Pensata

Tereza batista cansada de guerra

Rui Grilo
Uma visão que acaba meu bom humor e que me dá profunda tristeza é quando vejo nas ruas de São Paulo um homem e , às vezes até uma mulher, carregando uma imensa carroça com materiais para reciclagem. É difícil aceitar que, hoje, no tempo da internet e da comunicação instantânea, o homem se veja substituindo um animal e dependa da sua força física para sobreviver.

Por outro lado, a atitude desse catador revela uma extrema força: daquele que não se abate, que luta para sobreviver, que não se entrega como mão de obra para o tráfico; daquele que, com seu trabalho contribui para que nosso planeta e nossas matérias primas durem mais tempo.

Fico pensando se valeu fazer uma safena, passar por aquele processo para prolongar a vida.

Quando via a imensa cicatriz no peito da minha mãe, achava que jamais teria coragem para passar pela mesma situação.

Havia acabado de voltar da Bolívia quando fui fazer um cateterismo. Lá, conheci São Luiz de Potosi, de onde saía a prata e onde se cunhava a moeda usada na Espanha. Hoje, a cidade é uma das mais pobres e exporta seus moradores para as cidades maiores onde perambulam à procura de meios para sobreviver. São identificados pelo gorro que usam e que é típico da região. Aliás, o gorro ou chapéu é um dos elementos que servem para identificar a região de origem, porque em cada região do país, essa parte da vestimenta tem uma característica.

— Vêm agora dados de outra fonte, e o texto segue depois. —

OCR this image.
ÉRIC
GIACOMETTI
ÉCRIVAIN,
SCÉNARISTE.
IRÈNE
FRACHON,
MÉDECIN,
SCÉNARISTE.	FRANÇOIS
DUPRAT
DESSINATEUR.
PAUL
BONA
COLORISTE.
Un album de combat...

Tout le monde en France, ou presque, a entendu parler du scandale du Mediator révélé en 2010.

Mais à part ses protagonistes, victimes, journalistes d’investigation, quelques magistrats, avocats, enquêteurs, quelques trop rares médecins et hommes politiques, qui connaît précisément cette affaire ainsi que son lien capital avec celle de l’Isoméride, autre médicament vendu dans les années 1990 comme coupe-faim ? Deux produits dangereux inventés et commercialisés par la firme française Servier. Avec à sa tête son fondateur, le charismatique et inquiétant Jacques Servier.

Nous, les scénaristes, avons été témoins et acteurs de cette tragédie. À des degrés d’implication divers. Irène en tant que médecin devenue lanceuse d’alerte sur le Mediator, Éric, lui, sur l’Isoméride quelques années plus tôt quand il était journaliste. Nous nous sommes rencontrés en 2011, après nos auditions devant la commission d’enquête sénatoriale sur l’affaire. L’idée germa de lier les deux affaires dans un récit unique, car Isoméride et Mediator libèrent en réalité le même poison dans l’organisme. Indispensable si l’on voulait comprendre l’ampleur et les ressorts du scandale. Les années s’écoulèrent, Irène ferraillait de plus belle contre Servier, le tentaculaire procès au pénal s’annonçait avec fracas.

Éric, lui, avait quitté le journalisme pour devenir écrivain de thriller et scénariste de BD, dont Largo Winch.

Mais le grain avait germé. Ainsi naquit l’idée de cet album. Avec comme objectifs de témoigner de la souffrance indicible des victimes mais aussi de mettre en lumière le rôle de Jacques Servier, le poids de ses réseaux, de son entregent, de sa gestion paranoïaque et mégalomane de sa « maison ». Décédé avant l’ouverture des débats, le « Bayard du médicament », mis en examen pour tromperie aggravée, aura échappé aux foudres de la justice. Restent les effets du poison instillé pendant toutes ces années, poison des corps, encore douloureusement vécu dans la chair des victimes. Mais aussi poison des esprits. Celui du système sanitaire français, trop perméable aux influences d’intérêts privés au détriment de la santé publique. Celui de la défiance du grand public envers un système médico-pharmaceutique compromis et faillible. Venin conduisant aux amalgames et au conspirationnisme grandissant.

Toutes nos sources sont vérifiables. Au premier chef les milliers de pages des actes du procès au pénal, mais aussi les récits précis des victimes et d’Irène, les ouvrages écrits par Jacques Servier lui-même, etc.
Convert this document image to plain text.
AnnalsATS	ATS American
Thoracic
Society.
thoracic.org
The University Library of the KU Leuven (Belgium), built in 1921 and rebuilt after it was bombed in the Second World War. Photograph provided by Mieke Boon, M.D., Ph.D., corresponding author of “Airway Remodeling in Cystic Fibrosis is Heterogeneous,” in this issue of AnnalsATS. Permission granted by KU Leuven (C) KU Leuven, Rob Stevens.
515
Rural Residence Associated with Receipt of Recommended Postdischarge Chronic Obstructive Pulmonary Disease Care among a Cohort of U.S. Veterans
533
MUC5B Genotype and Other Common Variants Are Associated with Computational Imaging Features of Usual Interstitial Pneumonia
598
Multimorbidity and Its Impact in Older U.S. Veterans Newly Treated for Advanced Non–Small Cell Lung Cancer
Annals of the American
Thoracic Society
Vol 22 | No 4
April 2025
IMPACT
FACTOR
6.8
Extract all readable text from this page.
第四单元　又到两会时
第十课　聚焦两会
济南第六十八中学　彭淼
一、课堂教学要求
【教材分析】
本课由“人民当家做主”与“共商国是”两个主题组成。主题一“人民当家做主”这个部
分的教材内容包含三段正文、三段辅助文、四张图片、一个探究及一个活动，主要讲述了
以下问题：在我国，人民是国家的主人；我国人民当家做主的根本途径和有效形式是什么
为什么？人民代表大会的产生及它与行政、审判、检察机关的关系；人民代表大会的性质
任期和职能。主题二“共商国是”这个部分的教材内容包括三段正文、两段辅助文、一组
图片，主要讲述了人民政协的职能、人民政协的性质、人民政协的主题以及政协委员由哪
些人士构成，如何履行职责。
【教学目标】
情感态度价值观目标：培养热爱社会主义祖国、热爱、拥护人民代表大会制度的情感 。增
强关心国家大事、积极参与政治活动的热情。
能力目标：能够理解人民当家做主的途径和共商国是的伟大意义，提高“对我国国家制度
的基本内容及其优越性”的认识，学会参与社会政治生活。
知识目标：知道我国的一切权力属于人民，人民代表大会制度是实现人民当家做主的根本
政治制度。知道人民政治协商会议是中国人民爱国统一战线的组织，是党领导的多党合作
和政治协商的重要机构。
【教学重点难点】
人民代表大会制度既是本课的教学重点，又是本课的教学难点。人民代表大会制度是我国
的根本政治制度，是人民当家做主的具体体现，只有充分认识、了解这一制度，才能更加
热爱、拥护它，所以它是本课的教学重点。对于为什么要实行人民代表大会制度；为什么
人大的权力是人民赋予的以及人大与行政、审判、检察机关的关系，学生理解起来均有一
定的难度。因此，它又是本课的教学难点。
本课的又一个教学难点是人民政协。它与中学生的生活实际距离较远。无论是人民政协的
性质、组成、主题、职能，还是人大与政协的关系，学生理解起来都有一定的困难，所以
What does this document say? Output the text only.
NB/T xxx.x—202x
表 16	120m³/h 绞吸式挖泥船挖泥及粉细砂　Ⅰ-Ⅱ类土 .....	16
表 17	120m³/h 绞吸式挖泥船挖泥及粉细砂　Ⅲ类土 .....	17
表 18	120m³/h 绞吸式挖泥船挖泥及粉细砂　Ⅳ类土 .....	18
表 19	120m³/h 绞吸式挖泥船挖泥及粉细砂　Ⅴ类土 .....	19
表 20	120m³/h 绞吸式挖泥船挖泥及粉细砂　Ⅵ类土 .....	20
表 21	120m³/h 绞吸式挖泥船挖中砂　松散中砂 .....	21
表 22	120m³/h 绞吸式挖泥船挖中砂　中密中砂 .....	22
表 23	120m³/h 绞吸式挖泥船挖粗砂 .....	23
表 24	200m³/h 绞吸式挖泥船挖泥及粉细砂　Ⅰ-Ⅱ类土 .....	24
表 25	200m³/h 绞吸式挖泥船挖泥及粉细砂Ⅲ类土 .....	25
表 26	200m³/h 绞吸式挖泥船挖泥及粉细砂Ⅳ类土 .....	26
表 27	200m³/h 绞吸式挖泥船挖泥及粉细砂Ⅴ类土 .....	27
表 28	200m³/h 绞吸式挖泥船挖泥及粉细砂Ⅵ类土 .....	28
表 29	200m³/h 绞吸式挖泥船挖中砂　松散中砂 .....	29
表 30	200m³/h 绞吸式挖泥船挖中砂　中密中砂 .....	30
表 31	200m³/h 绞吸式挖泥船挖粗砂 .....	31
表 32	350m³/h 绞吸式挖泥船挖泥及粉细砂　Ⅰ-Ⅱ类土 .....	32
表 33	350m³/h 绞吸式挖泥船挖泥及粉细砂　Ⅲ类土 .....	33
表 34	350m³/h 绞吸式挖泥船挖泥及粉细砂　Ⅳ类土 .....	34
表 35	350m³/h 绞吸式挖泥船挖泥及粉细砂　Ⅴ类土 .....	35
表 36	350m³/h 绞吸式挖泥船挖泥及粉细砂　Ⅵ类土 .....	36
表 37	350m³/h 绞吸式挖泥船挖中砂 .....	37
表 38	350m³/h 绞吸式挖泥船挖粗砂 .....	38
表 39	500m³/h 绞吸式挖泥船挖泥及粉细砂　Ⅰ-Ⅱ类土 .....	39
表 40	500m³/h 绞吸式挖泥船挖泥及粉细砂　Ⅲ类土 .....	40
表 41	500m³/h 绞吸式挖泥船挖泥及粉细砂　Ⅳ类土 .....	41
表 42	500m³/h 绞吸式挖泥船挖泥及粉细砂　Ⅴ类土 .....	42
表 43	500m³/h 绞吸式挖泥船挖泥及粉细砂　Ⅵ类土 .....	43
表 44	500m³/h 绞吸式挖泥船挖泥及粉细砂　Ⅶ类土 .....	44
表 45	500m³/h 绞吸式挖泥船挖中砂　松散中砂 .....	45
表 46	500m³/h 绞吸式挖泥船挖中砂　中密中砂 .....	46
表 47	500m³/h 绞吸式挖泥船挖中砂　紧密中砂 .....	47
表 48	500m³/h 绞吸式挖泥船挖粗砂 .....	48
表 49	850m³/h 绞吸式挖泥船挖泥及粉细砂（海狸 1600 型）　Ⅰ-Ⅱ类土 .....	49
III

Quando o exame acabou, o médico disse que teria que ser operado. Era uma sexta feira e havia uma vaga para terça. O médico perguntou se queria deixar para depois porque dali a quinze dias meu filho ia casar. Pensei e disse que, se voltasse para casa, nunca mais poria o pé naquele hospital.

Quando pude levantar e chegar à janela, lá embaixo as quaresmeiras da Rubem Berta estavam floridas. Continuava vivo. Com esses onze anos de lambuja, pude conhecer minhas quatro netas.

No entanto, depois de mais de trinta anos de trabalho, as dores no braço e nos dedos ao levantar o braço para escrever na lousa e, pior ainda, a sensação de que alguns alunos, propositalmente testam a nossa capacidade de resistência, como se enfiassem uma agulha e fossem enterrando para ver até onde agüentaria, tornava a vida insuportável. A revolta cresce por perceber que não podemos confiar nos nossos governantes pois recebemos um documento que afirma uma coisa e a realidade é bem outra; que nossos direitos não são respeitados e que somos vistos apenas como mão de obra barata, que se deve explorar por mais tempo.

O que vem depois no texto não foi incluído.